Detailed sedimentological studies, using coastal and inland exposures, were carried out at formation and bed levels on the Ashdown and Wadhurst Clay formations (Late Berriasian-Valanginian) in the Weald, southeast England. Field descriptions of outcrops were conducted at seven sites and supplemented by borehole and 2D seismic data. Field samples were studied in detail using hand specimen analysis. The sandstones were described in hand specimen and via optical microscopy. Clay mineral and geochemical analyses on mudstones, shales, and ironstones were conducted using XRD, XRF, and SGR methods while SEM analyses were conducted on selected sandstones and ironstones. Porosity and permeability of selected sandstones were measured using pycnometry and gas permeametry respectively.
The dominance of quartz arenites and kaolinite and the presence of thorium and Zr in the sediments suggest that they were sourced mainly from granitic and/or gneissic rocks. Materials from metamorphic sources appear to be secondary in abundance. The mineralogical and textural maturity of the sediments coupled with relatively short travel distance (~300km) suggests reworking from secondary or matured sources.
The two formations received sediments from at least two sources. The clay mineral assemblage, sandstone composition, and gamma-ray data confirm that the main source of the sediments is the London Massif in the north and north east while sediments were also sourced from Armorica in the south based on the presence of detrital zircon. The palaeoclimatic conditions at the source area as revealed by the dominance of quartz arenites and kaolinite and the presence of thorium were warm and humid which led to intensive weathering. The mineralogy and geochemistry of the sediments suggest that they may have been directly or indirectly sourced from a stable craton.
The lithology (sandstones, siltstones, mudstones, shales and ironstones); facies (channel and floodplain/overbank); sedimentary structures (channels, cross stratification, flaser bedding, ripples and planar laminations); sedimentary architecture (repeated cycles and vertically stacked multi-storey successions), and gamma ray data (more radioactive sandstone facies) confirm that the sediments within the two formations were deposited in predominantly fresh water environments although tidal and lagoonal conditions were clearly evident in the Ashdown Formation and Wadhurst Clay Formation respectively. The lithology and sedimentary facies show that deposition occurred in both braided and
meandering river systems although meandering facies are more prominent in the lower Ashdown Formation. The presence of abundant load and slump structures and fresh green glauconite in the sandstones provide evidence that deposition was rapid while the water depth was shallow and not beyond 2 metres based on the widespread occurrence of colour mottling and frequent exposure of the sediments to the air. Early diagenesis was confirmed by the precipitation of sideritic ironstones while diagenetic alteration is minimal based on the clay mineral assemblage.
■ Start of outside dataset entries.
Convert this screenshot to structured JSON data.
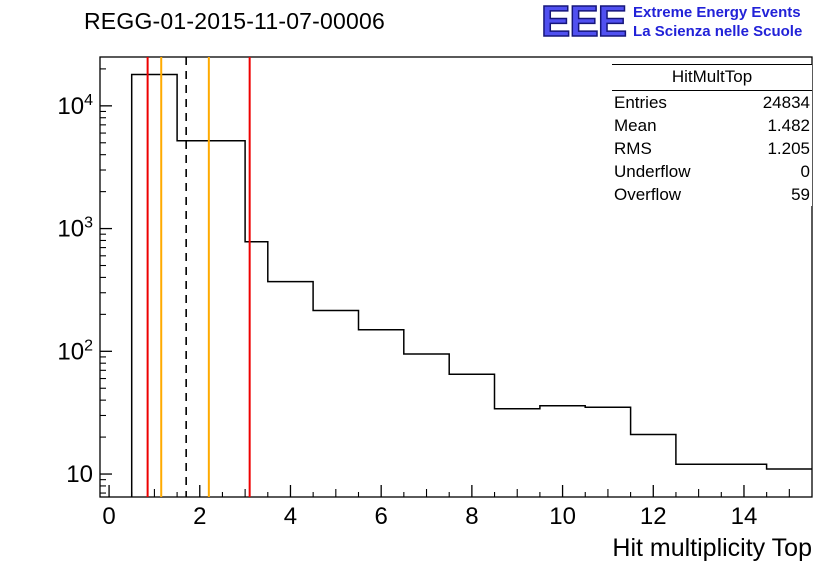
{
  "logo": {
    "acronym": "EEE",
    "line1": "Extreme Energy Events",
    "line2": "La Scienza nelle Scuole",
    "color": "#2222d8"
  },
  "stats": {
    "title": "HitMultTop",
    "rows": [
      {
        "label": "Entries",
        "value": "24834"
      },
      {
        "label": "Mean",
        "value": "1.482"
      },
      {
        "label": "RMS",
        "value": "1.205"
      },
      {
        "label": "Underflow",
        "value": "0"
      },
      {
        "label": "Overflow",
        "value": "59"
      }
    ]
  },
  "chart_data": {
    "type": "bar",
    "subtype": "step-histogram",
    "title": "REGG-01-2015-11-07-00006",
    "xlabel": "Hit multiplicity Top",
    "ylabel": "",
    "y_scale": "log",
    "x_range": [
      -0.2,
      15.5
    ],
    "y_range": [
      6.5,
      25000
    ],
    "x_major_ticks": [
      0,
      2,
      4,
      6,
      8,
      10,
      12,
      14
    ],
    "y_decade_exponents": [
      1,
      2,
      3,
      4
    ],
    "grid": false,
    "legend": "none",
    "line_color": "#000000",
    "bin_edges": [
      0.5,
      1.5,
      3.0,
      3.5,
      4.5,
      5.5,
      6.5,
      7.5,
      8.5,
      9.5,
      10.5,
      11.5,
      12.5,
      14.5,
      15.5
    ],
    "counts": [
      18000,
      5200,
      780,
      370,
      215,
      150,
      95,
      65,
      34,
      36,
      35,
      21,
      12,
      11
    ],
    "marker_lines": [
      {
        "x": 0.85,
        "color": "#ee0000",
        "style": "solid"
      },
      {
        "x": 1.15,
        "color": "#ffaa00",
        "style": "solid"
      },
      {
        "x": 1.7,
        "color": "#000000",
        "style": "dashed"
      },
      {
        "x": 2.2,
        "color": "#ffaa00",
        "style": "solid"
      },
      {
        "x": 3.1,
        "color": "#ee0000",
        "style": "solid"
      }
    ]
  }
}
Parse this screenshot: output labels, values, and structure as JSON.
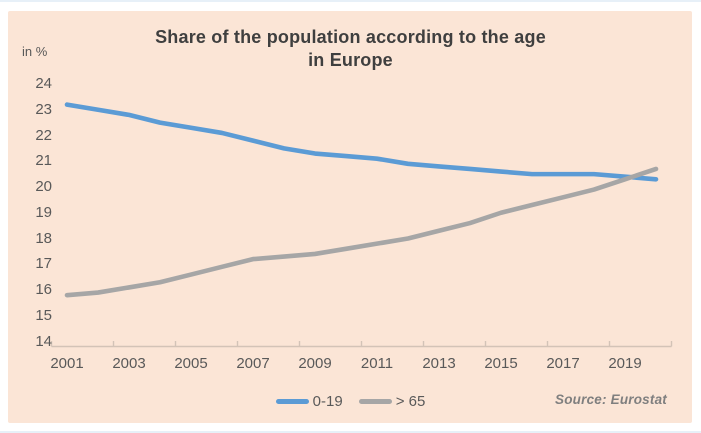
{
  "header": {
    "title_line1": "Share of the population according to the age",
    "title_line2": "in Europe"
  },
  "chart_data": {
    "type": "line",
    "title": "Share of the population according to the age in Europe",
    "unit_label": "in %",
    "xlabel": "",
    "ylabel": "in %",
    "ylim": [
      14,
      24
    ],
    "grid": false,
    "legend_position": "bottom-center",
    "x": [
      2001,
      2002,
      2003,
      2004,
      2005,
      2006,
      2007,
      2008,
      2009,
      2010,
      2011,
      2012,
      2013,
      2014,
      2015,
      2016,
      2017,
      2018,
      2019,
      2020
    ],
    "series": [
      {
        "name": "0-19",
        "color": "#5B9BD5",
        "values": [
          23.2,
          23.0,
          22.8,
          22.5,
          22.3,
          22.1,
          21.8,
          21.5,
          21.3,
          21.2,
          21.1,
          20.9,
          20.8,
          20.7,
          20.6,
          20.5,
          20.5,
          20.5,
          20.4,
          20.3
        ]
      },
      {
        "name": "> 65",
        "color": "#A6A6A6",
        "values": [
          15.8,
          15.9,
          16.1,
          16.3,
          16.6,
          16.9,
          17.2,
          17.3,
          17.4,
          17.6,
          17.8,
          18.0,
          18.3,
          18.6,
          19.0,
          19.3,
          19.6,
          19.9,
          20.3,
          20.7
        ]
      }
    ],
    "y_ticks": [
      24,
      23,
      22,
      21,
      20,
      19,
      18,
      17,
      16,
      15,
      14
    ],
    "x_tick_labels": [
      "2001",
      "2003",
      "2005",
      "2007",
      "2009",
      "2011",
      "2013",
      "2015",
      "2017",
      "2019"
    ],
    "source": "Source: Eurostat"
  },
  "colors": {
    "background": "#FBE5D6",
    "page": "#FFFFFF",
    "title_text": "#3F3F3F",
    "axis_text": "#595959",
    "axis_line": "#D3C3B7",
    "series_blue": "#5B9BD5",
    "series_gray": "#A6A6A6",
    "source_text": "#7F7F7F"
  }
}
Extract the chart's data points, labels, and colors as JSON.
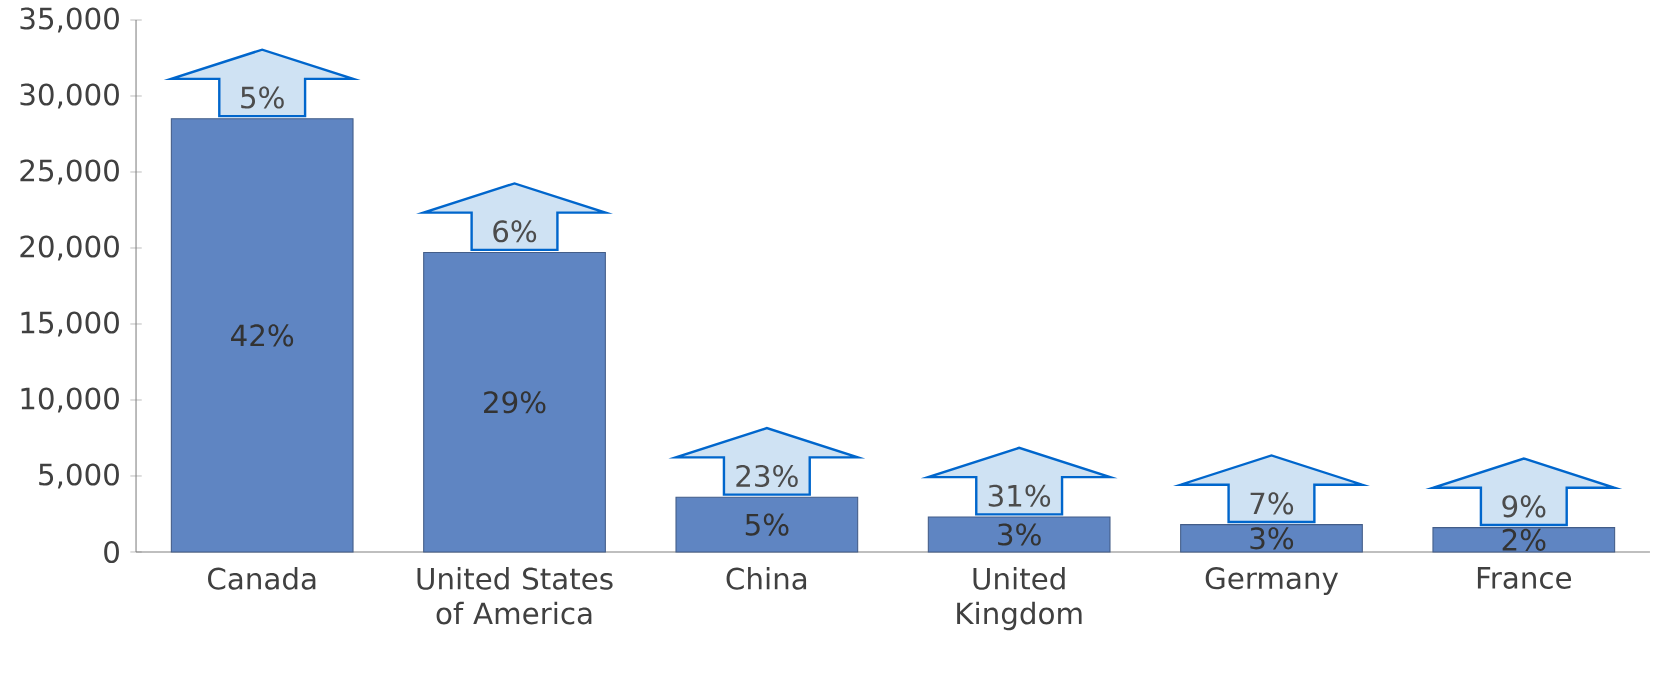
{
  "chart_data": {
    "type": "bar",
    "categories": [
      "Canada",
      "United States of America",
      "China",
      "United Kingdom",
      "Germany",
      "France"
    ],
    "values": [
      28500,
      19700,
      3600,
      2300,
      1800,
      1600
    ],
    "color": "#5f85c2",
    "ylim": [
      0,
      35000
    ],
    "yticks": [
      {
        "value": 0,
        "label": "0"
      },
      {
        "value": 5000,
        "label": "5,000"
      },
      {
        "value": 10000,
        "label": "10,000"
      },
      {
        "value": 15000,
        "label": "15,000"
      },
      {
        "value": 20000,
        "label": "20,000"
      },
      {
        "value": 25000,
        "label": "25,000"
      },
      {
        "value": 30000,
        "label": "30,000"
      },
      {
        "value": 35000,
        "label": "35,000"
      }
    ],
    "grid": false,
    "annotations": [
      {
        "text": "5%",
        "x": "Canada",
        "y": 28500
      },
      {
        "text": "6%",
        "x": "United States of America",
        "y": 19700
      },
      {
        "text": "23%",
        "x": "China",
        "y": 3600
      },
      {
        "text": "31%",
        "x": "United Kingdom",
        "y": 2300
      },
      {
        "text": "7%",
        "x": "Germany",
        "y": 1800
      },
      {
        "text": "9%",
        "x": "France",
        "y": 1600
      },
      "42%",
      "29%",
      "5%",
      "3%",
      "3%",
      "2%"
    ]
  }
}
Evidence from the shallow burial nature of sideritic ironstone, the proportion of illite-smectite and the nature of diagenesis confirm that the sediments have experienced shallow burial not beyond 2km. Enrichments in redox sensitive trace elements such as Mo, U, V and Co suggest anoxic conditions in the sediments. The highest levels of anoxia were in the lower sections of the formations. Palaeosalinity as indicated by sideritic ironstone indicates a pH between 6 and 10. Porosity ranges from 6.8% to 13. 2% with an average of 9.9% while permeability ranges from 0.4mD to 11.9mD with an average of 3.1mD. The main controls on porosity and permeability are grain sizes, grain shapes, and sorting and the porosity is mainly primary.
The main control on sedimentation is the local tectonics at the source areas while palaeoclimatic conditions, sea level, river dynamics, and subsidence are secondary. The proximal part of the modern Niger Delta is proposed as an analogue for the palaeoenvironments of the Ashdown and Wadhurst Clay formations. More generally, the results presented in this thesis highlight the usefulness of integrating field, petrographic, mineralogical, and geochemical data, and the use of modern analogue to fully assess the depositional environments, stratigraphic variability, post depositional changes and controls on deposition within sedimentary basins.